The Vickery is one of the nicest wrecks in the Brockville area. It''s not flashy and there is no particular "must see" item, but it is a nice wreck as a whole.

Like most wrecks in this region you have to fight the current to get to it, but once on the wreck it provides enough shelter you won''t have to fight (much) to stay there.

There is a windlass on the upper deck, along with what looks like a section of mast and several openings to the hold which can make for a fun swim through. Damage and deterioration to the upper deck has made some areas unstable so penetrate at your own risk (inside is about the only area you will experience a total lack of current which makes it even more attractive). Two of her masts lie on he bottom just forward of the stern on the starboard side, and her entire rudder appears in tact.

When you descend the mooring line you hit the bottom at about 15'' then work your way along a line that leads over a ledge to the wreck in about 80'' of water. The bow is facing into the current and makes for an excellent place to start.

While the current is a bit of a handicap it has several advantages too. Visibility here is usually excellent, there is no silt accumulation to be stirred up, fish love it so there are more here than on your average wreck, there''s no thermocline, and Brockville enjoys some of the warmest water temperatures in the province. It is also one of the least likely of places (other than quarries and puddles) your trip will get blown out by high winds and waves.

In the past few years the number of sponges here have increased dramatically, to the point that EVERY zebra mussel in some areas has what looks like a tiny little sponge growing on it, filter feeding in the current.

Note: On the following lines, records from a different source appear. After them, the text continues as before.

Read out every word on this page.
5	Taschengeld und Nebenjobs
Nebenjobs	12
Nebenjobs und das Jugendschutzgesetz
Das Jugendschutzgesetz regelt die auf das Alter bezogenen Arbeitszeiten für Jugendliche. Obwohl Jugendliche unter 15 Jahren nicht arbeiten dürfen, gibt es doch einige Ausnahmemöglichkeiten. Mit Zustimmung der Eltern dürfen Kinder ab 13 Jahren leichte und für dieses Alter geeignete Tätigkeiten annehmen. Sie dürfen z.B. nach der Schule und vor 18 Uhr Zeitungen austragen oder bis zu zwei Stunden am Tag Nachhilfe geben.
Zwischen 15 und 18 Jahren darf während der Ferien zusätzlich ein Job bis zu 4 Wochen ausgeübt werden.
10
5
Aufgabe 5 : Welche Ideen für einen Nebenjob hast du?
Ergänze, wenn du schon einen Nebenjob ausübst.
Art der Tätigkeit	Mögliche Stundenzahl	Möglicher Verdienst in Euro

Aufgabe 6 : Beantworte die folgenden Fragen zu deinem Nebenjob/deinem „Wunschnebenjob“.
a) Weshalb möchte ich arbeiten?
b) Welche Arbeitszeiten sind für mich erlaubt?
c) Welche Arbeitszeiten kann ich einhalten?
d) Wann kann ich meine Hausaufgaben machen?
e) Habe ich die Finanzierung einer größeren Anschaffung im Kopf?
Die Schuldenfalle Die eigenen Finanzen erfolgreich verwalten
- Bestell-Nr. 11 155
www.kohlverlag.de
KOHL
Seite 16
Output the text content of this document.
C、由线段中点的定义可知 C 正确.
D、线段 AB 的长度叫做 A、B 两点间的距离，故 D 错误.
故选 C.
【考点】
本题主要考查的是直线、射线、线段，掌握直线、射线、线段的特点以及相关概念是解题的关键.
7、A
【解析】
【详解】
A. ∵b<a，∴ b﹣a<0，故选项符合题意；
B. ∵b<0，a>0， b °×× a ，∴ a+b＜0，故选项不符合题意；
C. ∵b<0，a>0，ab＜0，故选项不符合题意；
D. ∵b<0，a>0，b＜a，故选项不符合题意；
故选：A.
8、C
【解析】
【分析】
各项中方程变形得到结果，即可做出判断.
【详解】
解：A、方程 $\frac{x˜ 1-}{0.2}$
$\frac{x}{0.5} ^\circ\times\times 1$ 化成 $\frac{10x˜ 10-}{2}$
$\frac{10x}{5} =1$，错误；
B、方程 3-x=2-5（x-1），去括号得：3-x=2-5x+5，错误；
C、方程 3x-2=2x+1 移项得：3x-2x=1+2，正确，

Caution: Because the line to the wreck goes over a ledge it rubs on the rocks in the current it appears to get cut frequently which can make finding the wreck an adventure unto itself. The line usually leads to the bow but on my last two visits it had been severed. This is more of an issue here than many other locations because the wreck lies in the shipping channel, and popping to the surface to find out where you are is NOT recommended.